In case we falsely rest hope in the idea that liberation precedes us and that the past is past, consider the lack of police motivation to resolve the cases of gay men routinely slaughtered by Bruce McArthur. Our community raised the alarm from the first days of missing men, ignored until the most recent two murders in 2017 were too obvious to dismiss—there are possible cold case victims dating backing to the 1970s.
These realities live at the forefront of my mind when I invoke Stormé’s call to action in considering the needs of my community. Marginalized because of sexuality, gender expression or lack thereof, vulnerable due to an only recently abated history of oppression, and often experiencing individual traumas, many members of the LGBT community are oppressed on a variety of axes, a theory known as intersectionality. For example, a lesbian woman of colour is oppressed because of her sex, her sexuality, her racialized status, possibly her class status, and possibly her non-conformity to gender roles.
When I balance her needs against the needs of an upper-class straight male, it’s time that she came out on top.
Am I saying that straight men shouldn’t be welcome at Pride?
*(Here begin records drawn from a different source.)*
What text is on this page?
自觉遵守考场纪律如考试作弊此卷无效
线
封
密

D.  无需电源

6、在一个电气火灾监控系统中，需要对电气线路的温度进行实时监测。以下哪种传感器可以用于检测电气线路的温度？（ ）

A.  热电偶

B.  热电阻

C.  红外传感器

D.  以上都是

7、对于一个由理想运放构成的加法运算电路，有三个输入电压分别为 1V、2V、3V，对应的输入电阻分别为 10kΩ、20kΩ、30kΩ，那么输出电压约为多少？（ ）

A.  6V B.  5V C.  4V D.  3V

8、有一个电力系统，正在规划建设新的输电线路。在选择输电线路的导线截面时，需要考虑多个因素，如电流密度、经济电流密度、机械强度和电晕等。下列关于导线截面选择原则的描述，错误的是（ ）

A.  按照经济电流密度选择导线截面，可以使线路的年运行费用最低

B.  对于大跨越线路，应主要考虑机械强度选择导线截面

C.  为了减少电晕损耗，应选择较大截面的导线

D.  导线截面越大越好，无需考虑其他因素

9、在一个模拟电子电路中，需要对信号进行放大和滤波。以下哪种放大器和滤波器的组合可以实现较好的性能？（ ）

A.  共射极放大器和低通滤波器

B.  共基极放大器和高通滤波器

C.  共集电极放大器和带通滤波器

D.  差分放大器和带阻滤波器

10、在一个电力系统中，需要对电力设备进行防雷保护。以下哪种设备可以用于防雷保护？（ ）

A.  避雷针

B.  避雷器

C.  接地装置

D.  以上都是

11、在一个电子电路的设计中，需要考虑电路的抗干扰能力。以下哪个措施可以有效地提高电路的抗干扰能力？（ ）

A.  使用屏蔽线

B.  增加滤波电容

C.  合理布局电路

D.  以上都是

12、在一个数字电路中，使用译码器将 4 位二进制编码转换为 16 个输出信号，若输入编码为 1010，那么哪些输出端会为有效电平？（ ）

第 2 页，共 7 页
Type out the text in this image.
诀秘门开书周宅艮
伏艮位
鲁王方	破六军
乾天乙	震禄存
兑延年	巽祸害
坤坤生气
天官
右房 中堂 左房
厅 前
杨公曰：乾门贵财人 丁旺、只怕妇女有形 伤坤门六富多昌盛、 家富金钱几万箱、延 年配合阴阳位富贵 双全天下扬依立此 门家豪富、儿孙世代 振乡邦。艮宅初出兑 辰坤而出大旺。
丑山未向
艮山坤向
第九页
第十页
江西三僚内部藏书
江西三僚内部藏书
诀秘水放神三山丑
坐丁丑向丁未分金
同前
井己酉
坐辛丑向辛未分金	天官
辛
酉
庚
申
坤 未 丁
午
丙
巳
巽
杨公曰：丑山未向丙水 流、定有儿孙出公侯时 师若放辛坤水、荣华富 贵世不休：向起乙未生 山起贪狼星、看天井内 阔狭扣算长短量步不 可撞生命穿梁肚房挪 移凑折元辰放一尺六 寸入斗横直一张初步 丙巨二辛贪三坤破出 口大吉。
No—because I think there is a place for allies to use their power and privilege to uplift the voices of those lacking said unearned gifts. But do I believe that straight men and other heterosexual people or indeed those with privilege like myself as a white person have a responsibility to, as Stormé reproached, Do Something?
So here’s me, using one of the avenues I’ve been granted, to ask that those accused of any type of sexual abuse or misconduct refrain from attending Pride. For want of a true ‘safe space’, Pride is so very close to what we need to heal as a community from relentless othering in a society that’s enforced a hierarchy we cannot ascend by virtue of being the amazing people we are. Here’s the thing, though—it may be too much to ask that these people stay home. Pride is playful, loving, welcoming, and a fabulous photo op—it must be hard to resist.
My secondary plea, then, is to the rest of you. Do something. Educate yourselves on LGBT issues. Understand why straight people don’t get a march (here’s a hint—you march down the street hand-in-hand with your partner every day without clenching their hand when someone looks at you a little off and having to silently decide between being safe and being Proud). Understand why uniformed police are, to put it politely, problematic at Pride events. Understand why brandishing rainbow colours does not alone make you an ally unless you wear that rainbow every single day to every single call—otherwise, understand it’s just marketing. No different than vodka brands or banks.
Not every member of my community agrees with me, by the way. I welcome differing opinions because I’m not about silencing anyone. However, those with more privilege simply speak louder. That’s the nature of the beast—privilege is a microphone. So I cup my hands around my mouth and shout—because I remember Stormé, and I remember my friends who remained at home, and I know what I have to do.
Note: I use the acronym LGBT because it’s what I came out into—there are countless ways of describing the “pride community” and this is mine.